Türkiye’de ortaya çıkıp birçok yabancı ülke ve örgütlerden de destek gören PKK (Kürdistan İşçi Partisi)
terör örgütünün 1980’lerdeki Marksist-Leninist yapılanması zamanla evrimleşmiştir. Şiddet yanlısı sosyalist bir ideolojiden, Guti ve Sümerlerin Kürt olduğunu ve Mezopotamya’nın üstün ırkından geldiklerini savunan aşırı Kürt milliyetçiliği öne çıkarılmış, Irak, İran,
Suriye ve Türkiye’yi içine alan geniş bir coğrafyanın Kürt hegemonyası altına alınması ve bu coğrafyanın etnik olarak tamamen Kürtleştirilmesi amaç edinilmiştir. Nazi anlayışının temel unsurlarından olan ‘üstün millet’ anlayışı PKK’da çok açık şekilde görülmektedir. Aşırı Kürt milliyetçiliğine kayan PKK ve alt kanat yapılanmaları özellikle üniformalılara karşı yapıyoruz deyip toplumun her kesiminden olanlara, bunlara
iş adamları, öğretmenler, doktorlar, avukatlar, öğrenciler,
kadınlar ve çocuklar dahil, karşı işledikleri
suç ve cinayetlerle Neo-Nazi örgütlerinden bir farklarının olmadığını kanıtlamışlardır. Alçakça planladıkları salıdırılarında sivillere karşı işledikleri cinayetlerin yanısıra adam kaçırma, gasp, haraca bağlama,
insan ve uyuşturucu kaçakçılığı vb suçlarla bilinen PKK, Avrupa’da tıpki Neo-Nazi Almanların yaptığı türden nefret cinayeti, cami ve işyeri kundaklama suçlarını gerçekleştirdiği de tespit edilmiştir. PKK sosyal sitelerde tıpki diğer Nazi örgütleri gibi milliyetçilik, demokratik haklar, belli bir gruba özel özgürlük ve duygusal-demagojik söylemlerle genç beyinleri etkilemekte,
kendi basın-yayın organlarıyla da propogandasını yapmaktadır.
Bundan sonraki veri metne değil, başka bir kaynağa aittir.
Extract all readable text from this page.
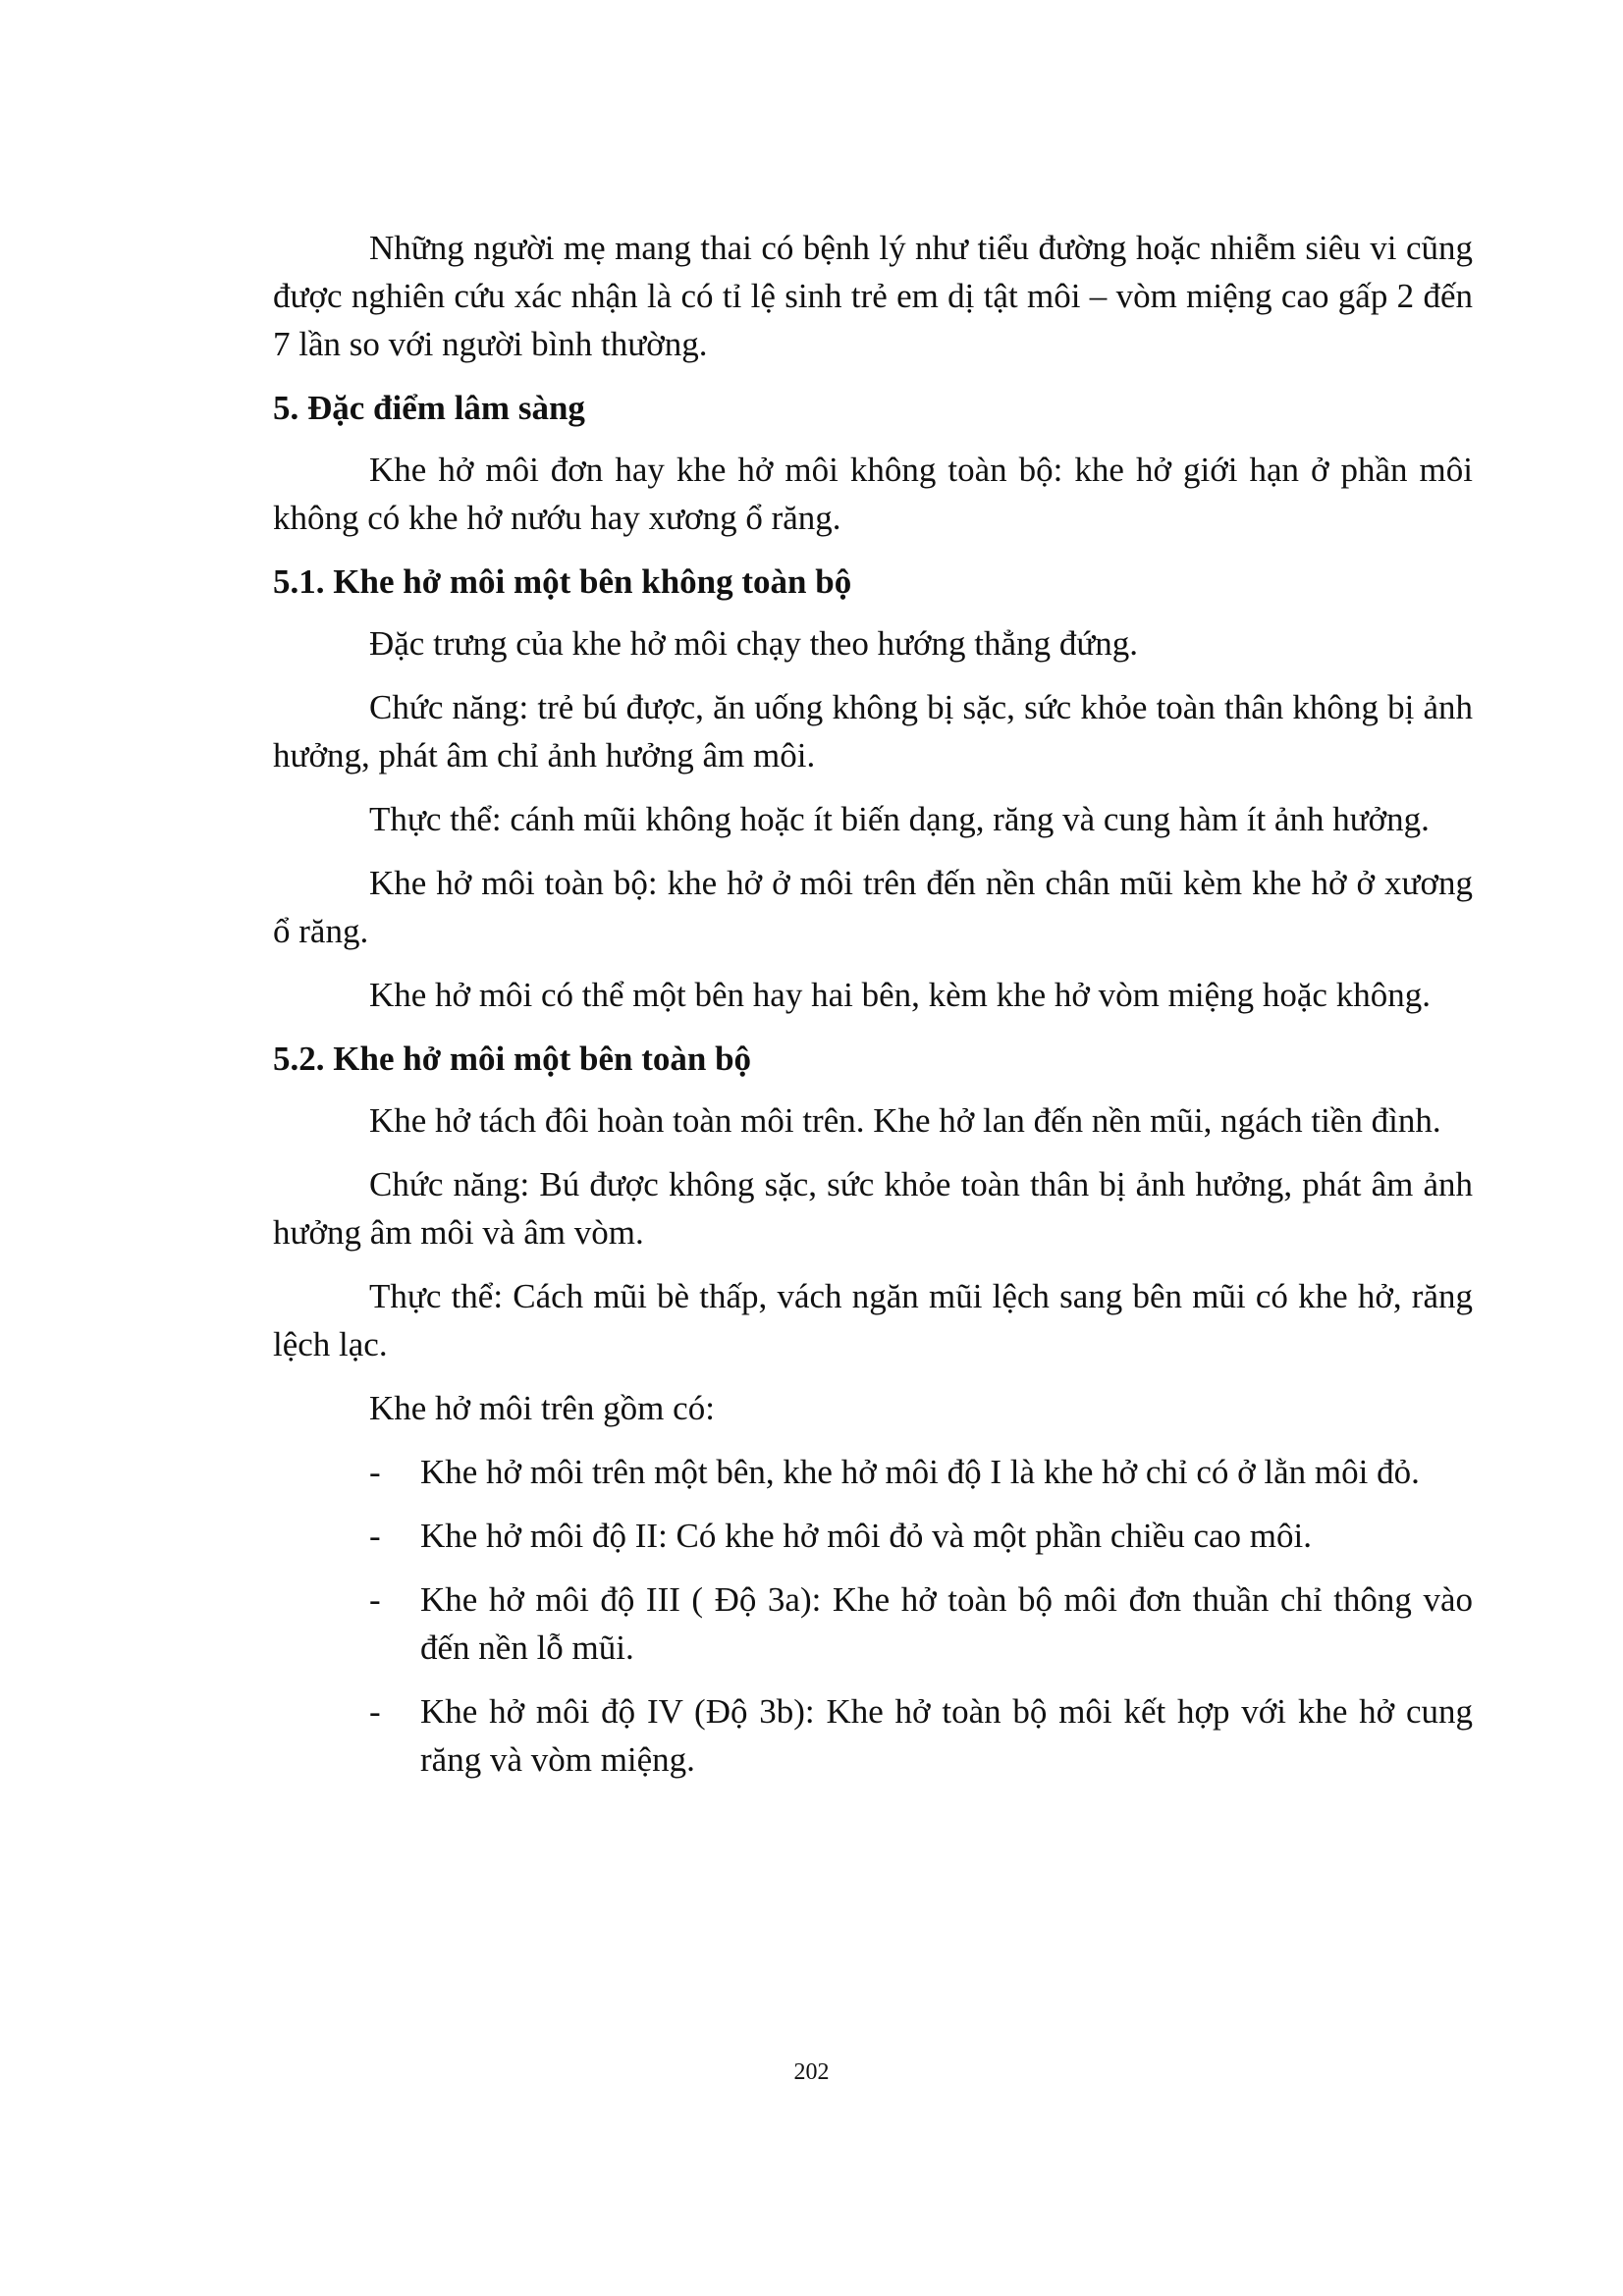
Những người mẹ mang thai có bệnh lý như tiểu đường hoặc nhiễm siêu vi cũng được nghiên cứu xác nhận là có tỉ lệ sinh trẻ em dị tật môi – vòm miệng cao gấp 2 đến 7 lần so với người bình thường.

5. Đặc điểm lâm sàng

Khe hở môi đơn hay khe hở môi không toàn bộ: khe hở giới hạn ở phần môi không có khe hở nướu hay xương ổ răng.

5.1. Khe hở môi một bên không toàn bộ

Đặc trưng của khe hở môi chạy theo hướng thẳng đứng.

Chức năng: trẻ bú được, ăn uống không bị sặc, sức khỏe toàn thân không bị ảnh hưởng, phát âm chỉ ảnh hưởng âm môi.

Thực thể: cánh mũi không hoặc ít biến dạng, răng và cung hàm ít ảnh hưởng.

Khe hở môi toàn bộ: khe hở ở môi trên đến nền chân mũi kèm khe hở ở xương ổ răng.

Khe hở môi có thể một bên hay hai bên, kèm khe hở vòm miệng hoặc không.

5.2. Khe hở môi một bên toàn bộ

Khe hở tách đôi hoàn toàn môi trên. Khe hở lan đến nền mũi, ngách tiền đình.

Chức năng: Bú được không sặc, sức khỏe toàn thân bị ảnh hưởng, phát âm ảnh hưởng âm môi và âm vòm.

Thực thể: Cách mũi bè thấp, vách ngăn mũi lệch sang bên mũi có khe hở, răng lệch lạc.

Khe hở môi trên gồm có:

- Khe hở môi trên một bên, khe hở môi độ I là khe hở chỉ có ở lằn môi đỏ.
- Khe hở môi độ II: Có khe hở môi đỏ và một phần chiều cao môi.
- Khe hở môi độ III ( Độ 3a): Khe hở toàn bộ môi đơn thuần chỉ thông vào đến nền lỗ mũi.
- Khe hở môi độ IV (Độ 3b): Khe hở toàn bộ môi kết hợp với khe hở cung răng và vòm miệng.
202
PKK’ya Avrupa’da psikolojik, politik ve finansal destek verenlerin Türk düşmanı aşırı milliyetçi Aryan grupların ve siyasetçilerin olması tesadüf değildir; aşırı sağ ideolojinin Avrupa’daki amaçları arasında Türkleri Avrupa’dan tecrit etmek vardır ve belli bir dini inanca bağlı olmadıkları yargısını yaratmış PKK’yı da Türkler üzerinde bir tehdit olarak kullanmaktadırlar.
Kürtlerle Türkler arasında komşuluk ve
kardeşlik ilişkileri açısından göze değer hiçbir sorunun olmadığı Türkiye’de, aşırı Kürt milliyetçiliğinin AB dışında diğer bazı emperyalist ülkeler tarafından da körüklendiği bilinmektedir. Terörizme
savaş açmak için okyanusun öte tarafından gelenlerin terörizmi yok etmek şöyle dursun yerine yenilerini yaratmaları ve PKK gibi örgütleri silahlandırmaları asıl amaçlarının çok farklı olduğunu göstermektedir.
Eğitim kampları Kuzey Irak’ta yani ABD’nin askeri şemsiyesi altında, finansal ve politik yapılanması ise Avrupa’da olan bu örgütün çok kısa sürede elimine edilmesinin önündeki en büyük engel batıdır. Nihat Erim gibi geçmişte bir başka radikal sosyalist
terör örgütü tarafından şehit edilmiş bir devlet büyüğümüzün
ABD büyükelçiliği tarafından gündeme getirilip ABD-Türk dostluğuna dem vurulması ‘zevzeklik ‘değil akıl almaz bir ikiyüzlülük ve tehditdir zira Nihat Erim’in şehit edilmesinden sonra bu ülkeye askeri rejim getirilmiştir.